Исследования, посвященные функциональному разнообразию, традиционно обращаются к так называемым функциональным признакам, т.е. к таким признакам, которые каким-то образом должны быть связаны с экосистемными процессами, как их понимал D. Tilman (см. [24]). Например, считается, что такие признаки должны быть связаны с первичной продуктивностью или биогенным распадом органического вещества, динамикой питательных веществ и т.п. Более того, было предложено разделять функциональные признаки на признаки влияния (functional effect traits), т.е. те, через которые организмы оказывают влияние на экосистемные процессы, и признаки ответа (functional response traits), т.е. те, через которые организмы реагируют на изменение среды [17, 53]. Однако на экосистемные процессы признаки сами по себе не влияют. Влияние оказывают организмы, которые являются их носителями. Поэтому признаки всего лишь характеризуют деятельность своего носителя. Они являются продуктом приспособления организма в ходе эволюции к меняющимся условиям обитания, и поэтому все они – функциональные. При этом через какие-то признаки организм действительно может прямо воздействовать на экосистемные процессы (например, через признаки роющих конечностей у животных), но в основном признаки являются маркерами экологической роли организма, и они могут быть одновременно и признаками влияния, и признаками ответа. Лишь в ходе исследования можно выяснить, какие это признаки. Предложенная техника позволяет провести изучение с точки зрения их связи с функциональным разнообразием.
Полученные значения tC свидетельствуют о том, что из рассмотренных признаков лишь длина хвоста вносит положительный вклад в функциональное разнообразие: наибольший вклад имеют грызуны пойменного луга, наименьший – берегового сообщества. Длина хвоста маркирует грызунов двух семейств. Семейство Muridae составляют преимущественно семеноядные длиннохвостые зверьки, приспособленные к полудревесному образу жизни [54, 55]. Для этих грызунов характерна сезонность в питании с переходами от поедания семян к потреблению зеленых частей растений. Подсемейство Arvicolinae семейства Cricetidae составляют короткохвостые норовые животные со смещением питания в сторону зеленоядности. У них зеленые части растений являются почти постоянным компонентом пищи (более семеноядная рыжая полевка в зимнее время переходит на поедание побегов и коры кустарников). Поэтому признак длины хвоста можно рассматривать как функциональный признак ответа в традиционном понимании. Три рассмотренных сообщества грызунов различаются по структуре питания, которая отражает различия в структуре растительности биотопов.
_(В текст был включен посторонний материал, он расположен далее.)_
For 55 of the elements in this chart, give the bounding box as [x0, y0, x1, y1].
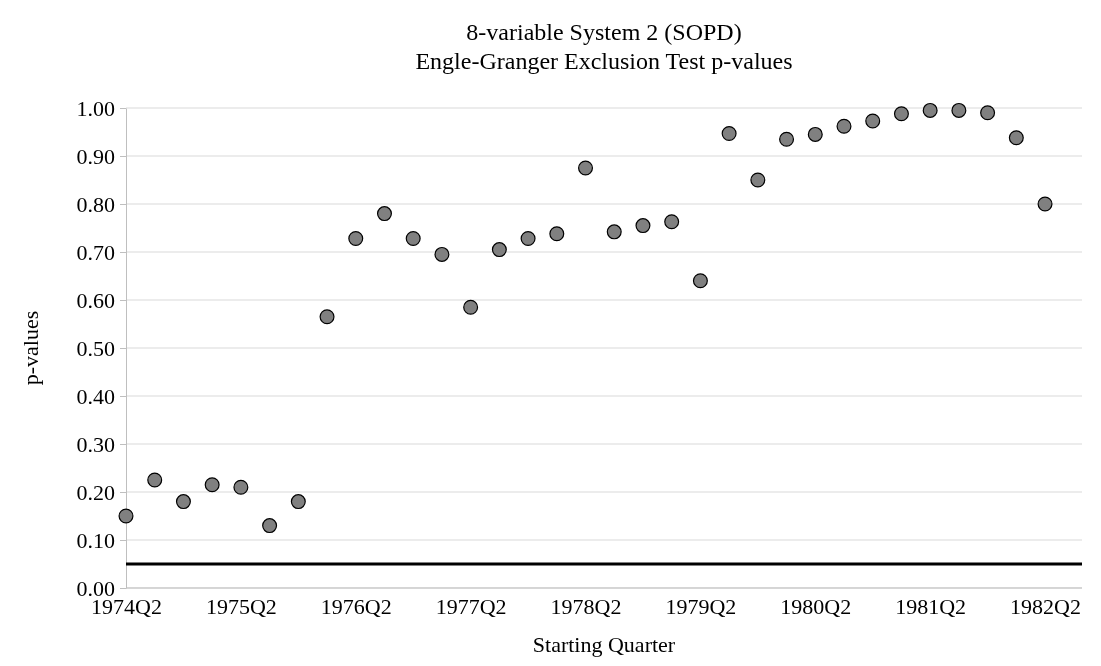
- y-tick-label: 0.90: [76, 143, 115, 169]
- y-tick-label: 0.80: [76, 191, 115, 217]
- point: [118, 508, 134, 524]
- point: [635, 218, 651, 234]
- point: [865, 113, 881, 129]
- point: [721, 125, 737, 141]
- point: [980, 105, 996, 121]
- x-tick-label: 1979Q2: [665, 593, 737, 619]
- x-tick-label: 1982Q2: [1010, 593, 1081, 619]
- point: [750, 172, 766, 188]
- y-tick-label: 0.70: [76, 239, 115, 265]
- y-axis-title: p-values: [18, 310, 43, 386]
- x-tick-label: 1980Q2: [780, 593, 852, 619]
- point: [606, 224, 622, 240]
- x-axis-title: Starting Quarter: [532, 632, 676, 657]
- point: [520, 231, 536, 247]
- y-tick-label: 0.20: [76, 479, 115, 505]
- y-tick-label: 0.50: [76, 335, 115, 361]
- point: [692, 273, 708, 289]
- y-tick-label: 0.40: [76, 383, 115, 409]
- point: [1008, 130, 1024, 146]
- x-tick-label: 1977Q2: [435, 593, 507, 619]
- point: [807, 126, 823, 142]
- point: [233, 479, 249, 495]
- point: [836, 118, 852, 134]
- point: [491, 242, 507, 258]
- point: [348, 231, 364, 247]
- x-tick-label: 1981Q2: [895, 593, 967, 619]
- point: [549, 226, 565, 242]
- point: [893, 106, 909, 122]
- y-tick-label: 0.30: [76, 431, 115, 457]
- x-tick-label: 1975Q2: [205, 593, 277, 619]
- x-tick-label: 1976Q2: [320, 593, 392, 619]
- point: [262, 518, 278, 534]
- point: [664, 214, 680, 230]
- point: [319, 309, 335, 325]
- y-tick-label: 1.00: [76, 95, 115, 121]
- x-tick-label: 1978Q2: [550, 593, 622, 619]
- point: [147, 472, 163, 488]
- point: [204, 477, 220, 493]
- point: [463, 299, 479, 315]
- point: [1037, 196, 1053, 212]
- point: [779, 131, 795, 147]
- chart-title: 8-variable System 2 (SOPD): [466, 19, 742, 45]
- chart-subtitle: Engle-Granger Exclusion Test p-values: [415, 48, 793, 74]
- point: [578, 160, 594, 176]
- point: [405, 231, 421, 247]
- point: [175, 494, 191, 510]
- point: [376, 206, 392, 222]
- point: [290, 494, 306, 510]
- point: [434, 246, 450, 262]
- point: [951, 102, 967, 118]
- y-tick-label: 0.10: [76, 527, 115, 553]
- y-tick-label: 0.60: [76, 287, 115, 313]
- point: [922, 102, 938, 118]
D. Schmera et al. [56] указывают на важность оценки вклада видов в функциональное разнообразие, особенно в отношении их значения для природоохранного применения. Полученные мной результаты обнаруживают линейное возрастание вклада вида в результате увеличения его уникальности. Так, после исключения выбросов (наблюдений, выходящих за пределы 95%-ных доверительных интервалов) совокупные данные из табл. 6 хорошо аппроксимировались с помощью линейной регрессии sCh = 4.79Dh + 0.02 (R2 = 0.75, F1,7 = 21.47, p = 0.002). Исключение составили обыкновенная полевка из пойменного луга, рыжая полевка и малая лесная мышь из берегового сообщества. Они продемонстрировали другое влияние на вклад вида – через сочетание высокого обилия с внутривидовой изменчивостью.
Вклады видов отражают структуру их влияния на функциональное разнообразие сообщества. К сожалению, не понятно, как ее толковать. В нагорной дубраве все виды имеют почти равные вклады. Наоборот, сильно неравные вклады вносят грызуны пойменного луга и берегового сообщества. При этом нельзя утверждать, что вклад связан с величиной какого-то ресурса. Возможно, накопление данных и новые исследования смогут внести ясность в вопрос интерпретации вклада. Вполне определенно можно лишь сказать, что для функционального разнообразия значение имеет морфологическое (и, следовательно, экологическое) своеобразие вида.
Я считаю, что при анализе лучше использовать непрерывные метрические признаки, которые в большей степени отражают связь между онтогенезом особи и средой ее обитания. Дискретные признаки менее “экологичны” и в значительной мере определяются филогенезом таксона. Поэтому в измерение функционального разнообразия они, скорее, будут вносить некоторый статистический “шум”, не относящийся к разнообразию экологических условий.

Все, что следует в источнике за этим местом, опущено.